Hugo Weaving has played the hero, the anti-hero, the reluctant hero and is an active animal rights ambassador. He’s also one of the busiest of all our actors, moving from film to television to theatre without seemingly any effort at all, despite them being very different mediums. He is the penultimate professional.
The artist when talking about her award winning work said she ‘hoped to portray a sincere, deep, generous and creative soul’. As we observe her work we would have to say she has succeeded, presenting Hugo so that he is instantly recognisable with his high forehead and trademark eyebrows surrounded by symbols that mark his journey in life.

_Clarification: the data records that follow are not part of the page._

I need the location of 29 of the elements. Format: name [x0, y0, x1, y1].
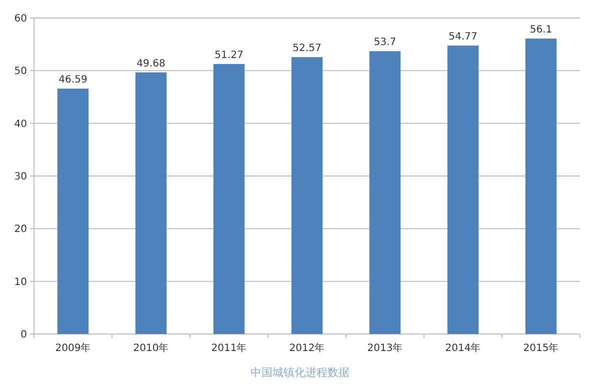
x-tick-label: 2010年	[133, 342, 169, 354]
y-tick-label: 20	[14, 224, 27, 236]
data-label: 56.1	[530, 24, 552, 36]
x-tick-label: 2013年	[367, 342, 403, 354]
data-label: 46.59	[58, 74, 88, 86]
data-label: 52.57	[292, 43, 322, 54]
y-tick-label: 40	[14, 118, 27, 130]
x-tick-label: 2014年	[445, 342, 481, 354]
x-tick-label: 2009年	[55, 342, 91, 354]
bar	[135, 72, 167, 334]
bar	[291, 57, 323, 334]
bar	[525, 38, 557, 334]
y-tick-label: 0	[20, 330, 27, 340]
data-label: 49.68	[136, 58, 166, 70]
y-tick-label: 50	[14, 66, 27, 78]
text: 中国城镇化进程数据	[250, 366, 350, 379]
data-label: 54.77	[448, 32, 478, 43]
bar	[57, 88, 89, 334]
x-tick-label: 2015年	[523, 342, 559, 354]
data-label: 51.27	[214, 50, 244, 61]
x-tick-label: 2012年	[289, 342, 325, 354]
x-tick-label: 2011年	[211, 342, 247, 354]
y-tick-label: 30	[14, 172, 27, 182]
bar	[447, 46, 479, 334]
y-tick-label: 10	[14, 276, 27, 288]
bar	[369, 51, 401, 334]
y-tick-label: 60	[14, 14, 27, 24]
data-label: 53.7	[374, 37, 396, 48]
bar	[213, 64, 245, 334]
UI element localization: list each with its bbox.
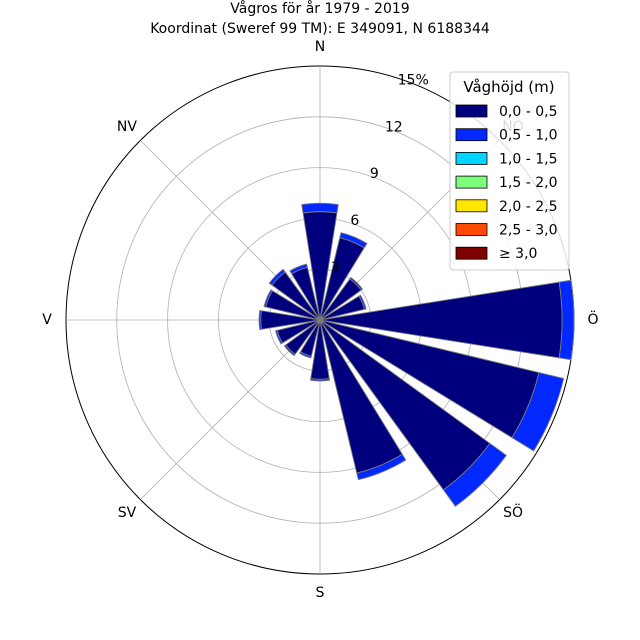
direction-label: N bbox=[315, 39, 325, 55]
rose-bar-segment bbox=[358, 294, 367, 310]
legend-entry-label: 0,5 - 1,0 bbox=[499, 128, 557, 144]
rose-bar-segment bbox=[309, 378, 331, 382]
chart-title: Vågros för år 1979 - 2019 bbox=[230, 0, 409, 17]
direction-label: V bbox=[42, 312, 52, 328]
radial-tick-labels: 3 6 9 12 15% bbox=[331, 72, 429, 276]
legend-swatch bbox=[455, 223, 488, 236]
rose-bar-segment bbox=[442, 442, 507, 507]
rose-bar-segment bbox=[558, 279, 575, 361]
direction-label: SV bbox=[118, 505, 137, 521]
rose-bar-segment bbox=[511, 372, 565, 452]
rose-bar-segment bbox=[283, 344, 296, 357]
radial-tick-label: 3 bbox=[331, 260, 340, 276]
radial-tick-label: 9 bbox=[370, 166, 379, 182]
direction-label: NV bbox=[117, 119, 137, 135]
direction-label: S bbox=[316, 585, 325, 601]
radial-tick-label: 15% bbox=[398, 72, 429, 88]
legend-swatch bbox=[455, 246, 488, 260]
radial-tick-label: 6 bbox=[350, 213, 359, 229]
rose-bar-segment bbox=[289, 263, 308, 275]
legend-entry-label: 0,0 - 0,5 bbox=[499, 104, 557, 120]
legend-swatch bbox=[455, 128, 488, 142]
legend-swatch bbox=[455, 175, 488, 189]
legend-entry-label: 2,0 - 2,5 bbox=[499, 199, 557, 215]
legend-entry-label: 2,5 - 3,0 bbox=[499, 223, 557, 239]
legend-frame bbox=[449, 71, 570, 271]
rose-bar-segment bbox=[258, 309, 262, 331]
rose-bar-segment bbox=[275, 329, 284, 345]
legend-entry-label: 1,0 - 1,5 bbox=[499, 151, 557, 167]
legend-entries: 0,0 - 0,5 0,5 - 1,0 1,0 - 1,5 1,5 - 2,0 2,0 … bbox=[455, 104, 557, 262]
rose-bar-segment bbox=[263, 289, 273, 308]
direction-label: Ö bbox=[587, 310, 598, 328]
rose-bar-segment bbox=[301, 202, 339, 214]
radial-tick-label: 12 bbox=[385, 119, 403, 135]
rose-bar-segment bbox=[339, 232, 368, 249]
legend-swatch bbox=[455, 104, 488, 118]
legend-entry-label: 1,5 - 2,0 bbox=[499, 175, 557, 191]
rose-bar-segment bbox=[349, 276, 364, 291]
legend: Våghöjd (m) 0,0 - 0,5 0,5 - 1,0 1,0 - 1,5 1… bbox=[449, 71, 570, 271]
legend-title: Våghöjd (m) bbox=[463, 78, 554, 96]
legend-swatch bbox=[455, 199, 488, 213]
legend-swatch bbox=[455, 151, 488, 165]
rose-bar-segment bbox=[299, 351, 312, 359]
chart-subtitle: Koordinat (Sweref 99 TM): E 349091, N 61… bbox=[150, 21, 490, 37]
legend-entry-label: ≥ 3,0 bbox=[499, 246, 537, 262]
rose-bars bbox=[258, 202, 575, 507]
direction-label: SÖ bbox=[503, 503, 523, 521]
rose-bar-segment bbox=[268, 268, 286, 286]
rose-bar-segment bbox=[356, 453, 407, 481]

While many of us will recognise Weaving from his early successes, especially in the 1984 television series Bodyline, younger generations will recognise Elrond, from Director Peter Jackson’s three film adaptation of The Lord of the Rings.
Weaving has garnered both international and local attention in his career, especially when he featured in the Adventures of Priscilla, Queen of the Desert with Guy Pearce and Terence Stamp playing the drag Queen Mitzi Del Bra.
The Archibald, Wynne and Sulman Prizes is an annual exhibition eagerly anticipated by artists and audiences alike. While the Archibald is about portraiture, the Wynne Prize is awarded to the best landscape painting of Australian scenery, or figure sculpture, while the Sulman Prize is given to the best subject painting, genre painting or mural project in oil, acrylic, watercolour or mixed media.
Would be great to see this image of Hugo Weaving end up in the National Portrait Gallery at Canberra.